Favorite Sentence: It’s not a happy accident that I get to perk up my blond highlights.
Word Length: 2,005


Another cat kicks off June!

1 Jun

Working Title: Why You Came Back as a Cat
1st Sentence: Jennifer says you came back as a cat because you always had to have your own way, and there is no living thing more insistent on imposing its will than the modern house cat.
Favorite Sentence: Yeah, it’s so very satisfying to know that I picked my skirt just right—long enough, well-made enough to say “successful professional”; short enough, fitted enough to say, “And a very happy day to you, Bucky-boy.”
Word Length: 608

Photo: Another excuse to show off my beautiful Maria!

The Merry Month of May!

31 May

A virtual box of chocolates to celebrate writing a daily shorty the entire month of May! Yeehaw! See May’s Story Facts + page for a geeky round-up of the month and some reflection on how the month went. I’ll say here that drafting a shorty every day for a month was shockingly easy. I looked forward to my writing session every day, I was constantly looking for time to revise stories I’d written in previous days, and the number of total clunkers is very low: 4, so an average of 1 per week. Which is not to say that the other 27 stories will all turn out to be submittable. Many of the stories escaped the label “clunker” because I tried something new and fun or because one element of the story really pleased me. I think 15 to 20 are well worth revising and at least 10 feel like they will become strong pieces I will be proud to submit. At least 3 are ready for submission now. These happy numbers FAR exceed my wildest expectations for May. Full steam ahead!
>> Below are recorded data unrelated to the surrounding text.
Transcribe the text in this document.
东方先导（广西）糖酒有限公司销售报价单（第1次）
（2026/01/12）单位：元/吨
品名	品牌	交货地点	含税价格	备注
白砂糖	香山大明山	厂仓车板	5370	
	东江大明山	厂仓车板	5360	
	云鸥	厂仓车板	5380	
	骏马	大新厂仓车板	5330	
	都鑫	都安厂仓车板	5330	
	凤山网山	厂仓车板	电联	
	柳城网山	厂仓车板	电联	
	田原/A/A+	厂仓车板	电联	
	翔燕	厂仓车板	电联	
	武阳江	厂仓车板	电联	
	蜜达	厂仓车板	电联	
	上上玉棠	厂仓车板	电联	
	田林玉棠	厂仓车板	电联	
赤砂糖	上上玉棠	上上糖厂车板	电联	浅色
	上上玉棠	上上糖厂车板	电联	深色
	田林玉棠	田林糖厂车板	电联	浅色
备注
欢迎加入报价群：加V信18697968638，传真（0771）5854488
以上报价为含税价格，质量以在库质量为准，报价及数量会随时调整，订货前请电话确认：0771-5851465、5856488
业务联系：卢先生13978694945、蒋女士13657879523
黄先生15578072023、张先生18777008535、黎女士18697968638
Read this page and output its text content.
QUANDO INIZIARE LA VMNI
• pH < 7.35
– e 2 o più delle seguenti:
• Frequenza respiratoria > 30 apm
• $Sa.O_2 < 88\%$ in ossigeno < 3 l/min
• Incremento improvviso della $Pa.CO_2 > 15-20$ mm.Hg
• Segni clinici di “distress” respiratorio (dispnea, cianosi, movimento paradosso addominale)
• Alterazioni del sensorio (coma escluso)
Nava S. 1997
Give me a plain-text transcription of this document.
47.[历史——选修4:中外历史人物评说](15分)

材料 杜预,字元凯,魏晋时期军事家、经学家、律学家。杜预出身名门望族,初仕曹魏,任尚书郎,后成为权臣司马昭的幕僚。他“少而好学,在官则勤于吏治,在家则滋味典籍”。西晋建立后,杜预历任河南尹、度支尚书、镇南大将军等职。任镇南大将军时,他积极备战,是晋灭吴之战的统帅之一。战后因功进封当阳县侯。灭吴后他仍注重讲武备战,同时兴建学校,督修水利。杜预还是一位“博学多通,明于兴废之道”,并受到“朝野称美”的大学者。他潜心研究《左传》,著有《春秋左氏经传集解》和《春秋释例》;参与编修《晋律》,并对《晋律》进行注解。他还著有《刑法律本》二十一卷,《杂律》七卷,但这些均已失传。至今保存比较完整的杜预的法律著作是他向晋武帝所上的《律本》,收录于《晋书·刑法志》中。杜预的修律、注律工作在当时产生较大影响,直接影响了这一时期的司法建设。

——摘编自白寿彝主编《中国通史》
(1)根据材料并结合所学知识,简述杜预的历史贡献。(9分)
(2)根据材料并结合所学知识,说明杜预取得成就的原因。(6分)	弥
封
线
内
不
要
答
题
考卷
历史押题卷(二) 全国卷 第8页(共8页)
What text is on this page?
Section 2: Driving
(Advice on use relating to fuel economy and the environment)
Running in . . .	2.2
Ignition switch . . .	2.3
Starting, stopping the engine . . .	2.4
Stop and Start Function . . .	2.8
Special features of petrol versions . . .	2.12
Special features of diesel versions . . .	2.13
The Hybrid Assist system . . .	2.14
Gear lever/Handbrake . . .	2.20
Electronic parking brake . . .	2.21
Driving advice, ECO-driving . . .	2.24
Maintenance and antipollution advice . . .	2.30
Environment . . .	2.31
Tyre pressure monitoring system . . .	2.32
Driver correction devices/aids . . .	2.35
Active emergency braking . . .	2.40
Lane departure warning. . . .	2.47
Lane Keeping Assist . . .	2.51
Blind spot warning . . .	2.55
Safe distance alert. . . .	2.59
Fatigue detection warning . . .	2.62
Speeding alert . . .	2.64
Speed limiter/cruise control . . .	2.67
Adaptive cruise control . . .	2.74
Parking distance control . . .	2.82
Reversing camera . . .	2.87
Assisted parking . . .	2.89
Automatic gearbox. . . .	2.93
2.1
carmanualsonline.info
Working Title: Flower Diaries
1st Sentence: Buttercups.
Favorite Sentence: Her mother was furious that her teacher had allowed a damned Hare Krishna to cheat her daughter of lunch and a memento of the trip, so mad she’d practically slapped the flowers from her hands.
Word Length: 719


Photo by Hans Lindqvist 12/2008

From “Oh dear” to Hell Yes!

30 May

Working Title: Everest
1st Sentence: She didn’t want to climb Everest just because it’s there.
Favorite Sentence: You swivel when you are meant to sashay, you Samba when you are meant to Salsa, your Cumbi-ya? Cumbi-no.
Word Length: 1,784

Photo by Pavel Novak.

Oh dear….

29 May

Um… I’ll call it a prose poem. I wish this thankfully short piece a very happy life on my hard drive.


Working Title: Scarlet House
1st Sentence: I live in a scarlet house on the horizon.
Favorite Sentence: They subsisted on duty and the graceful line.
Word Length: 189


Photo by McGoldrick Art & Photography 5/2011

Week 4 in the bag!

28 May

A virtual piece of chocolate cake for finishing Week 4! See May’s Story Facts + page for a geeky round-up of the week. As for fact-free impressions, this has been a particularly good week. Wrote a clunker on the 24th but otherwise this is a nice little crop of stories.


Working Title: Honeysuckle
1st Sentence: Occasionally we have them in Maine, days laden with the scent of honeysuckle, scattered with birdsong, shot through with the low hum of bees.
Favorite Sentence: And when we do I move through it at a Carolina pace, relaxed and hopeful, looking for butterflies, wishing I had a cool slice of watermelon so dark-pink ripe, like kissed lips.